Despite what I would consider to be his beatnik tendencies, I am of the opinion that Mr Rees-Mogg is almost as good a man as Mrs May and the right man to lead the Conservatives and the country come her departure. Indeed, it is my contention that by 2040, the Conservatives and this country will be so synonymous we shall merely refer to Britain as a merged entity of the two, known as Cuntservative. His father, William Rees-Mogg, once wrote famously of the beat combination The Rolling Stones when they were on trial for slovenliness in the 1967, “Who Breaks A Butterfly On A Wheel?” Jacob Rees-Mogg was not born until 1969 but then as now he seemed 20 years older than his actual age.

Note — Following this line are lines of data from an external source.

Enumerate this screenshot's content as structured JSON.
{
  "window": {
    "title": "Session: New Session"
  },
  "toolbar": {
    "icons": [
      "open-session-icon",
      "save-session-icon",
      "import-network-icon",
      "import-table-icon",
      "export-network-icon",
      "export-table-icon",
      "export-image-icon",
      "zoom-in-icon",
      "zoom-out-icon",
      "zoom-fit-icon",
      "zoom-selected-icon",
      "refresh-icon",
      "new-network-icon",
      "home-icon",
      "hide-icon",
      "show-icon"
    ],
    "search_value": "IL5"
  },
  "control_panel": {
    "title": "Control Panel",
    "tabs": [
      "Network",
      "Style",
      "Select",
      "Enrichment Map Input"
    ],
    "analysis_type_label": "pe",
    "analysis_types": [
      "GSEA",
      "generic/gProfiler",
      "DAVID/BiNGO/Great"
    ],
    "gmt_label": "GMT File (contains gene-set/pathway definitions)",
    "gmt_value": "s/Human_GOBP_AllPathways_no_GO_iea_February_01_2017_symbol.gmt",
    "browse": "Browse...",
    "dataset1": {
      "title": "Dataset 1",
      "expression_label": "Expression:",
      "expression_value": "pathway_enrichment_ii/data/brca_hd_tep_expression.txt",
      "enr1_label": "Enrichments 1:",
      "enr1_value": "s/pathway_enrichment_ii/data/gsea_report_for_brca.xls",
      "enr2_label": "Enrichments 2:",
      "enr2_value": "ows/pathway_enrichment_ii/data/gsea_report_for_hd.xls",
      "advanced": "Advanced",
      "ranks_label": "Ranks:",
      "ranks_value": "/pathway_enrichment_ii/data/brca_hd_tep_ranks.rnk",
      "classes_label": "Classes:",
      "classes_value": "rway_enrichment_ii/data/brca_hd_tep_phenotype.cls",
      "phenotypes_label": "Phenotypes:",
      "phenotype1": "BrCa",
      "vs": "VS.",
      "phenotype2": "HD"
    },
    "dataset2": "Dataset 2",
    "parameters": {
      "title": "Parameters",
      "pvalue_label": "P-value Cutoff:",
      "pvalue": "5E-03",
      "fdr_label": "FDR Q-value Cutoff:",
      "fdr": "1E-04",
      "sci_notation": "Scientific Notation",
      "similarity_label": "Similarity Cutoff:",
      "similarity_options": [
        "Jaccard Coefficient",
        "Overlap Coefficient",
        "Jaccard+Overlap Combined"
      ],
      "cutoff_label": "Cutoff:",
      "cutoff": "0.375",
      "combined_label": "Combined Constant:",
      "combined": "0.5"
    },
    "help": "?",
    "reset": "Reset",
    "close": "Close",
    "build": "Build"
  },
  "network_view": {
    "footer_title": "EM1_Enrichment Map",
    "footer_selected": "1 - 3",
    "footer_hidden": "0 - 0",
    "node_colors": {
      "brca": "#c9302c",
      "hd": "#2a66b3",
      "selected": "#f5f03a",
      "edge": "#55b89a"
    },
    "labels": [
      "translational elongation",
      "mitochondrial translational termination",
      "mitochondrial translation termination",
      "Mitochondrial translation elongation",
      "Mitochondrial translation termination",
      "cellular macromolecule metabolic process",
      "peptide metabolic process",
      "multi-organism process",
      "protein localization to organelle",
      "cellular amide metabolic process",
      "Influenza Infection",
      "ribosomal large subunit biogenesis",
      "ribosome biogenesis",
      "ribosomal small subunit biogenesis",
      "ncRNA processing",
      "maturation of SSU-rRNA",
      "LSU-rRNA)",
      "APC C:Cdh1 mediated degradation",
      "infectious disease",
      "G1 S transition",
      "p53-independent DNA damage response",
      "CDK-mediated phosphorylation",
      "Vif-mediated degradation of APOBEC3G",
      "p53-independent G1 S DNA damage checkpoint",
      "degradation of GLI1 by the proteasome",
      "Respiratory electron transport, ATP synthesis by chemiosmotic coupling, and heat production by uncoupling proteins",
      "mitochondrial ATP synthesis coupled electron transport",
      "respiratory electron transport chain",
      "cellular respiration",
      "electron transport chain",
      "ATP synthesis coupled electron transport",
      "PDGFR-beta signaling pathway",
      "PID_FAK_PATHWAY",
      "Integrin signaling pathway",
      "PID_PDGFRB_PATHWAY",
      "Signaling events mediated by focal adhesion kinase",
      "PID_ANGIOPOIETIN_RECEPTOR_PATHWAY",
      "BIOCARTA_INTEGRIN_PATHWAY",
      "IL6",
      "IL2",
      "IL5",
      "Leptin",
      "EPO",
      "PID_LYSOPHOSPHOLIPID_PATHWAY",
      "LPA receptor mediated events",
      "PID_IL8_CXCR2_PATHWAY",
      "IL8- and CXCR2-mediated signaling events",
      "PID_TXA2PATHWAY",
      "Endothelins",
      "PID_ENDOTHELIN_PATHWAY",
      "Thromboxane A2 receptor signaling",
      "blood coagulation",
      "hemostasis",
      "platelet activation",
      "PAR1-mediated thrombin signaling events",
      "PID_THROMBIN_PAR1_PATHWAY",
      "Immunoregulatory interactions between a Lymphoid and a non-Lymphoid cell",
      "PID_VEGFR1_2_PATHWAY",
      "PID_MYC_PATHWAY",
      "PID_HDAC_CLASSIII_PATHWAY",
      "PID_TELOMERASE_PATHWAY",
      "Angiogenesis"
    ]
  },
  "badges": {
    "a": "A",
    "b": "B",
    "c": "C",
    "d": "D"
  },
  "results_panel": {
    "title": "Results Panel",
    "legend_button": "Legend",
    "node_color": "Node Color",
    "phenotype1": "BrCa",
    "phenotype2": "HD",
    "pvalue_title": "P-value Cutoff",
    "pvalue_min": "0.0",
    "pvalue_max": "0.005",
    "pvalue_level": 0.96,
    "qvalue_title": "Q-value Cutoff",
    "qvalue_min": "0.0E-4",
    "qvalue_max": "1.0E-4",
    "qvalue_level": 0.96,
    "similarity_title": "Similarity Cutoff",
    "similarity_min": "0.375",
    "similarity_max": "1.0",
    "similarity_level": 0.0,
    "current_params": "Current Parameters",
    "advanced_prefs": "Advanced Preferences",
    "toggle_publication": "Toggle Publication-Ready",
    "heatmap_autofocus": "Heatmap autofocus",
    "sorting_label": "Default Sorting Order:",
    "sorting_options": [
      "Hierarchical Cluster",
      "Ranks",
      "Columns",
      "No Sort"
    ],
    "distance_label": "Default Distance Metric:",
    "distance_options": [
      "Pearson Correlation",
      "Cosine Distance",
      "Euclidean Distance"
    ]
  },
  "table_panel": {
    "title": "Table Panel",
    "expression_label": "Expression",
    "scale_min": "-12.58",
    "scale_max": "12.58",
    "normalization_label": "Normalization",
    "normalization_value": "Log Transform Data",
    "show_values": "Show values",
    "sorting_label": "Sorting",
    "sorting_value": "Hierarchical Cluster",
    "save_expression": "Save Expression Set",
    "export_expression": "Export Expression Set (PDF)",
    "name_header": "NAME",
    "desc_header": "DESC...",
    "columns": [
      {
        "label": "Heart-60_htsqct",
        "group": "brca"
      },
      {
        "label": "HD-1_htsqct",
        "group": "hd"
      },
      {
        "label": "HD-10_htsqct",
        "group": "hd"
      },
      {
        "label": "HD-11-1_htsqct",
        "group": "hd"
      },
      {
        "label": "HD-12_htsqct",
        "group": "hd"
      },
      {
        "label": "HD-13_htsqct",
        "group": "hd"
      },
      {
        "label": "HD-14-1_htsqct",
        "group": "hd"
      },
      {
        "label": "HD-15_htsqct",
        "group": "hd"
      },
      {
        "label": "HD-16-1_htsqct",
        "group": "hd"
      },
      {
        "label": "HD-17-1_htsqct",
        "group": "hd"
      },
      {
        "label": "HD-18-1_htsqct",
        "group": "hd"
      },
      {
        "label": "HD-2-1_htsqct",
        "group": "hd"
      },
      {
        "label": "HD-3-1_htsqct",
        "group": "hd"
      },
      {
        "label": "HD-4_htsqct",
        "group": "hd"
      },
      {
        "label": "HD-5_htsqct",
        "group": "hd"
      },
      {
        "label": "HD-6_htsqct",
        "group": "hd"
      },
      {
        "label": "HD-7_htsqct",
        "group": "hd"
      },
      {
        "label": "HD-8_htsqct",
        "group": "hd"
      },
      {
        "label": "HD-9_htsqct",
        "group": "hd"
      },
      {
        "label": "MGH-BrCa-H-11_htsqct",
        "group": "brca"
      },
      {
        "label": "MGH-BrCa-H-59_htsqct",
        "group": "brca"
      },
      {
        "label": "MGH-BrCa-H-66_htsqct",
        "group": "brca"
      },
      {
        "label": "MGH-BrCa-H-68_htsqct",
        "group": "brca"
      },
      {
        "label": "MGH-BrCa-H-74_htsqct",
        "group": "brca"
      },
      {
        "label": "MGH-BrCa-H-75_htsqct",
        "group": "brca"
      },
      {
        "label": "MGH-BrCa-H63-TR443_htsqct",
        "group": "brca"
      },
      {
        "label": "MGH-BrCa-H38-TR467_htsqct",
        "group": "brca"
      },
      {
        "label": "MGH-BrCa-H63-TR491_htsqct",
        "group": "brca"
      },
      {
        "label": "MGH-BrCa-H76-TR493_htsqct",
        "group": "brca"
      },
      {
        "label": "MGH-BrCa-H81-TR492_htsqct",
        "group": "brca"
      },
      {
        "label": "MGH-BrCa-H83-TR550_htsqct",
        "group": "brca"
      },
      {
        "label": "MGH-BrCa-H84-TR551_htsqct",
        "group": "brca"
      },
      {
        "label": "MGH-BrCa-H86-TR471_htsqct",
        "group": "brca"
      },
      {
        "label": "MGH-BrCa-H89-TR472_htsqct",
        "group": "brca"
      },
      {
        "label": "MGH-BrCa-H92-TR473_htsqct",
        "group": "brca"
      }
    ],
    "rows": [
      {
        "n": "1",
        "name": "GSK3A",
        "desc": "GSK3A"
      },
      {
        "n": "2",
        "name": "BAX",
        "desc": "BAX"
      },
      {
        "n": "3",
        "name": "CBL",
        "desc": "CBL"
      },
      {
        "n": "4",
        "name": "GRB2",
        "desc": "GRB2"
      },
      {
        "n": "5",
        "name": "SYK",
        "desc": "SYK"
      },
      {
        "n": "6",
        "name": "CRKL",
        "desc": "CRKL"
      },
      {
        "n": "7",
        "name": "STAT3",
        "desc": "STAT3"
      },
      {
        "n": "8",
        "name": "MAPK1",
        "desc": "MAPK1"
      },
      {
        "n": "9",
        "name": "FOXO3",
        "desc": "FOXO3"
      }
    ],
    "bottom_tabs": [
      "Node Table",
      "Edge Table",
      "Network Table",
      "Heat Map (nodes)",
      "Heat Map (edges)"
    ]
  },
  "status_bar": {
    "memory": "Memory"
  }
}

He took the editorial as a challenge. “I will do so, father,” he said, and hopped into the Bentley parked outside on the gravel and, proceeding at several miles an hour, drove the vehicle through the butterfly house on the family estate, crushing every last creature. With such an action did he show he represents the true spirit of the 21st century Conservative Party; responsibility and stability only slightly tempered by wanton, gormless sadism.